En esta misma línea, el doctor André Rubio, académico del Departamento de Ciencias Biológicas Animales de la Facultad de Ciencias Veterinarias y Pecuarias (Favet) de la Universidad de Chile, agrega que “este año, en comparación con el anterior, tenemos más casos de síndrome cardiopulmonar por hantavirus y también un porcentaje más alto de letalidad. Sin embargo, esto no significa que estemos frente a una epidemia. Esta alerta sanitaria es principalmente una medida de prevención, que faculta al Estado para disponer de más recursos destinados a fortalecer la vigilancia y las campañas de prevención y control de esta enfermedad”.

Hantavirus en Chile

En paralelo, en el Hospital Regional de Coyhaique se investigan dos casos sospechosos de hantavirus, correspondientes a una adulta mayor y a su nieta menor de edad. De acuerdo con la información disponible este lunes 3 de agosto, la primera permanece en estado crítico, mientras que la menor se encuentra estable y bajo observación. Ambos casos permanecen a la espera de la confirmación diagnóstica correspondiente.

Respecto de los posibles síntomas, la académica del Instituto de Ciencias Biomédicas de la Facultad de Medicina de la Universidad de Chile, Vivian Luchsinger, explica que “hay casos que pueden ser asintomáticos; es decir, la persona se infecta y no lo sabe porque no presenta síntomas”.
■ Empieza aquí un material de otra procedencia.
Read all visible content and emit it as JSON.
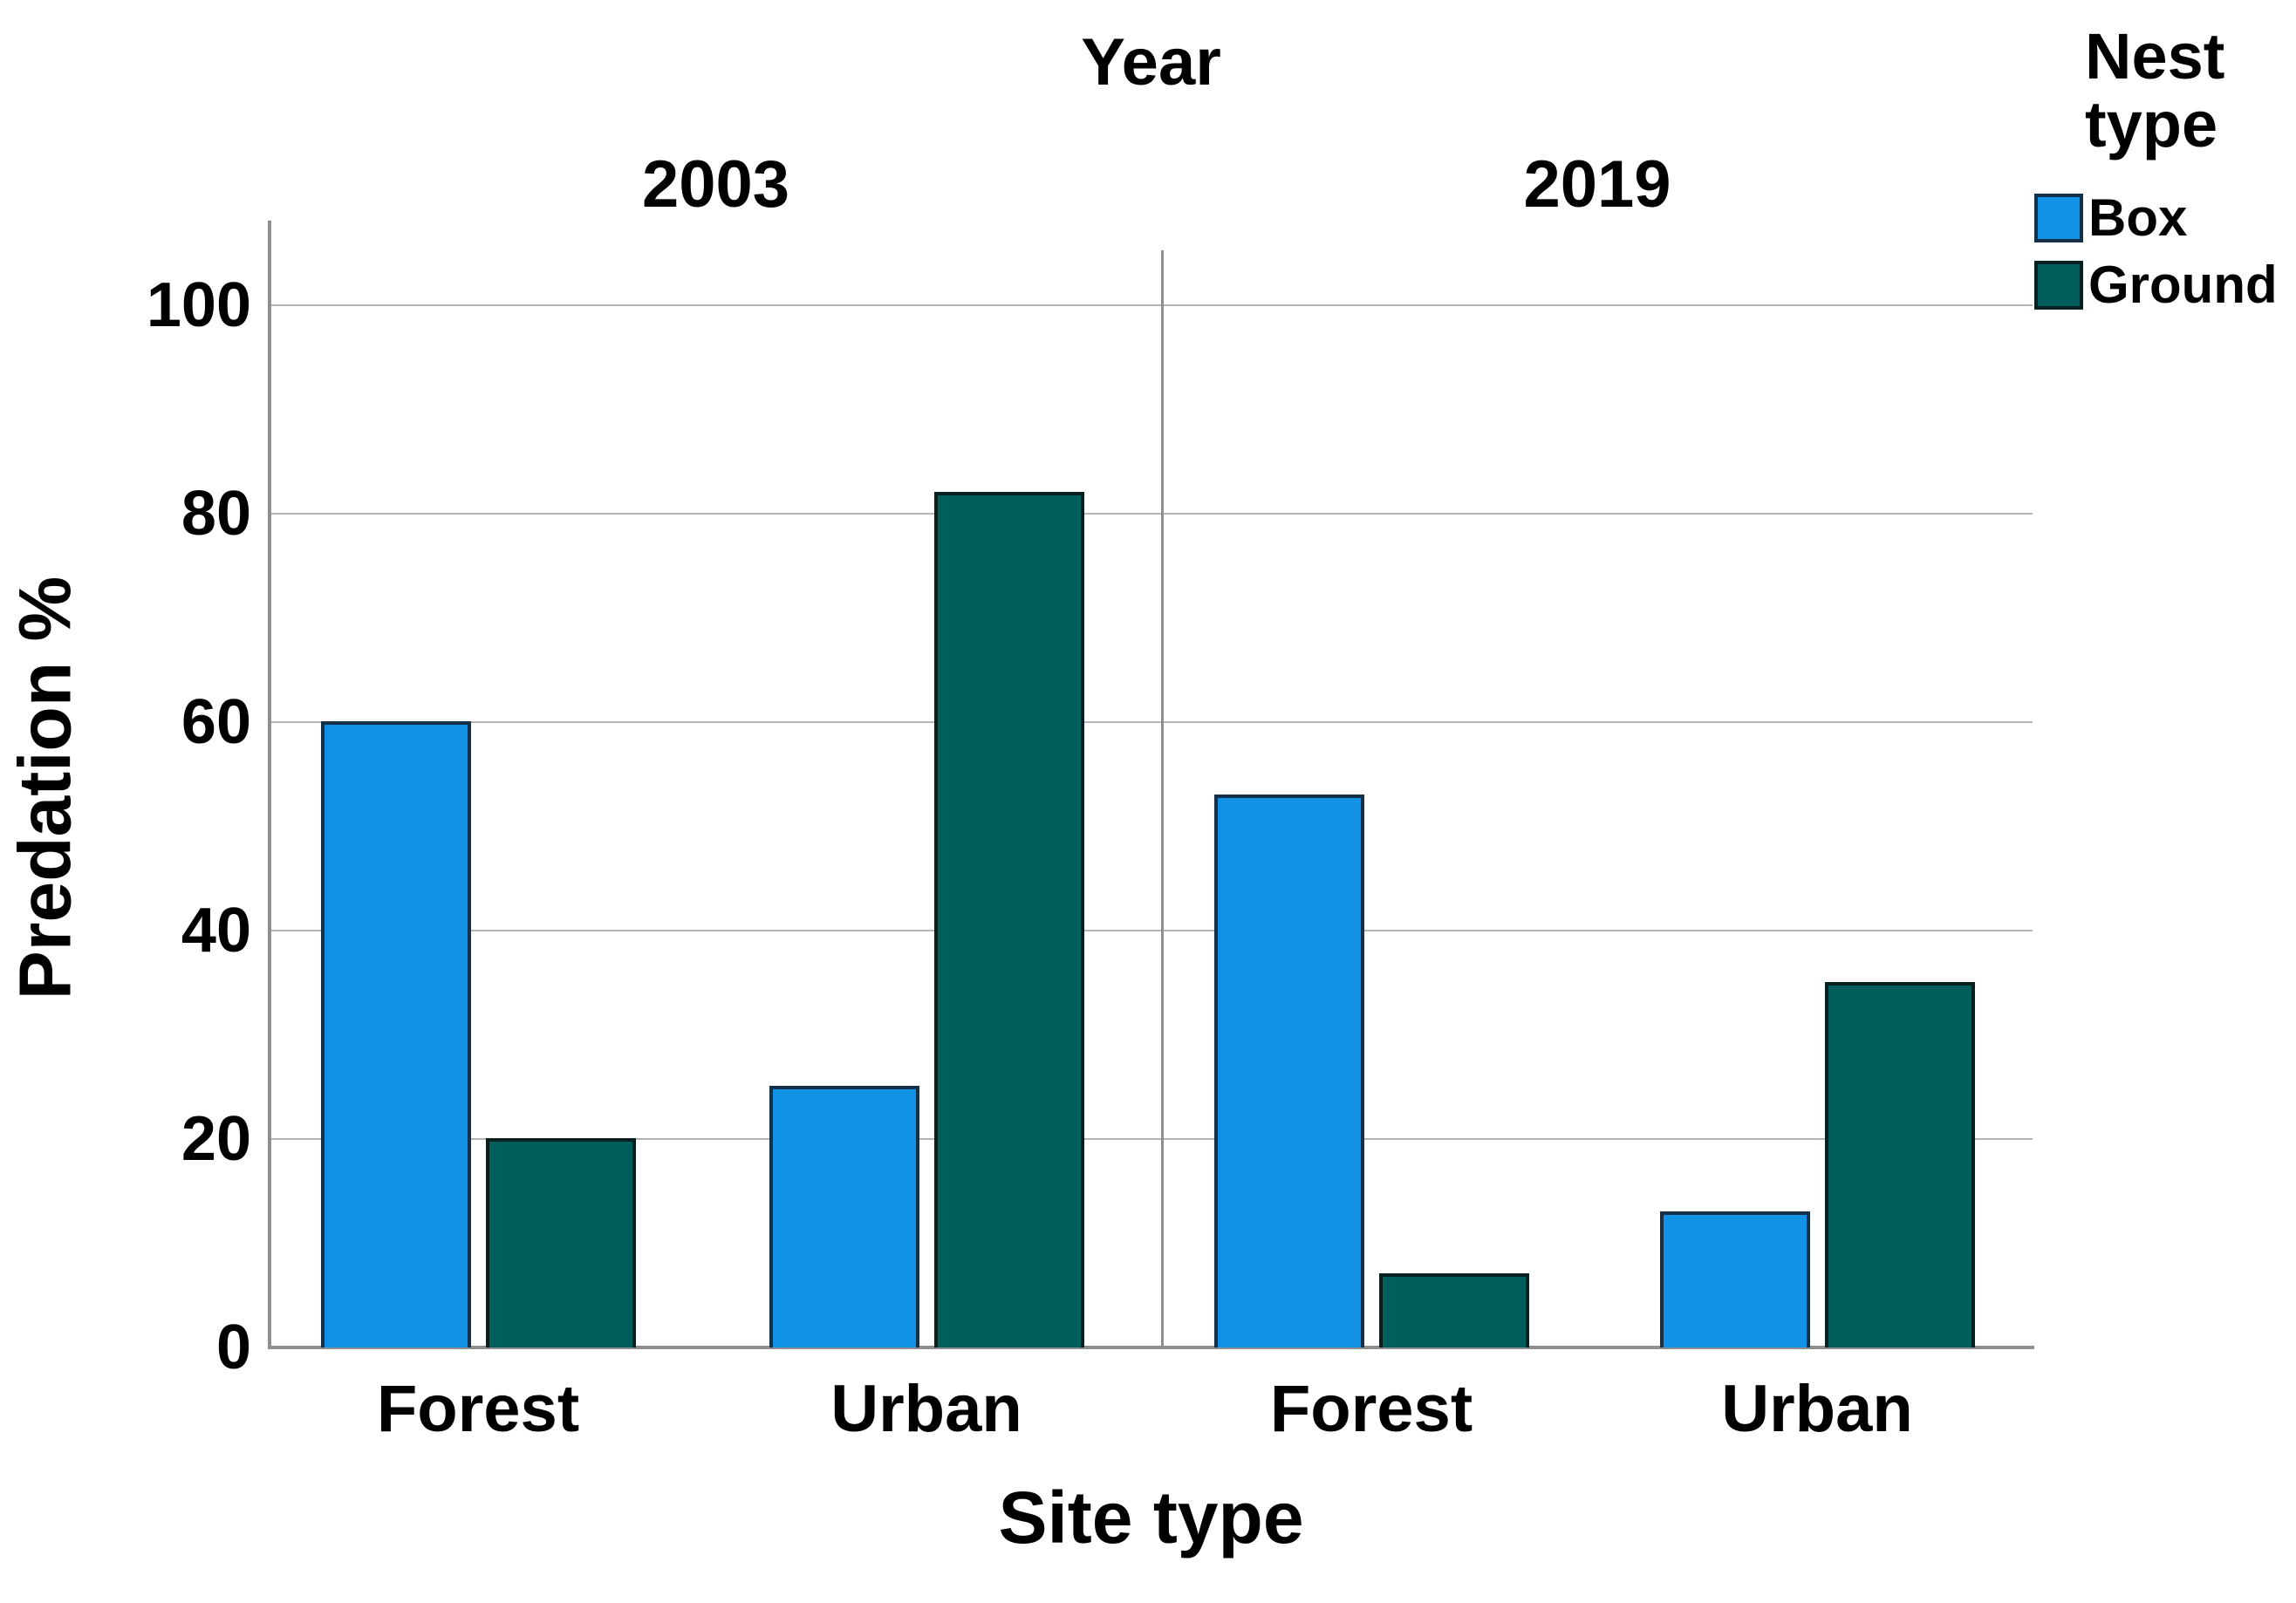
{
  "chart_data": {
    "type": "bar",
    "facet_title": "Year",
    "xlabel": "Site type",
    "ylabel": "Predation %",
    "ylim": [
      0,
      100
    ],
    "y_ticks": [
      0,
      20,
      40,
      60,
      80,
      100
    ],
    "grid": true,
    "legend_title": "Nest type",
    "legend_position": "top-right",
    "categories": [
      "Forest",
      "Urban"
    ],
    "panels": [
      {
        "label": "2003",
        "series": [
          {
            "name": "Box",
            "values": [
              60,
              25
            ]
          },
          {
            "name": "Ground",
            "values": [
              20,
              82
            ]
          }
        ]
      },
      {
        "label": "2019",
        "series": [
          {
            "name": "Box",
            "values": [
              53,
              13
            ]
          },
          {
            "name": "Ground",
            "values": [
              7,
              35
            ]
          }
        ]
      }
    ],
    "series_colors": {
      "Box": "#1292E5",
      "Ground": "#005F5C"
    },
    "series_border_colors": {
      "Box": "#17304A",
      "Ground": "#0A1F1F"
    },
    "gridline_color": "#b5b5b5",
    "axis_color": "#8f8f8f",
    "text_color": "#000000"
  }
}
“Las personas que sí presentan síntomas comienzan con un cuadro similar al de una influenza o gripe, con fiebre, dolor de cabeza y dolores musculares. Algunas pueden presentar también síntomas digestivos y tos, por lo que es difícil distinguir la enfermedad en una primera etapa. Lo más importante es que la persona informe dónde vive, qué lugares ha visitado y qué actividades realizó, por ejemplo, si ingresó a una cabaña o a un granero donde pudiera haber presencia de roedores, o si acampó”, detalla.

La doctora Luchsinger agrega que “la diferencia con una influenza o gripe es que, en pocos días, puede comenzar la insuficiencia respiratoria. El paciente se agrava y, por lo tanto, requiere soporte médico urgente e ingreso a una unidad de cuidados intensivos, donde se realice una monitorización estricta de sus signos vitales y se le entregue apoyo respiratorio. Algunos casos requieren medidas especiales, como la oxigenación por membrana extracorpórea (ECMO)”.

“El virus Andes es el hantavirus que circula en Chile y se transmite principalmente por el ratón que conocemos como ratón de cola larga o colilargo. El contagio hacia las personas ocurre principalmente mediante la inhalación de partículas contaminadas con heces, orina o saliva del roedor”, explica el doctor André Rubio.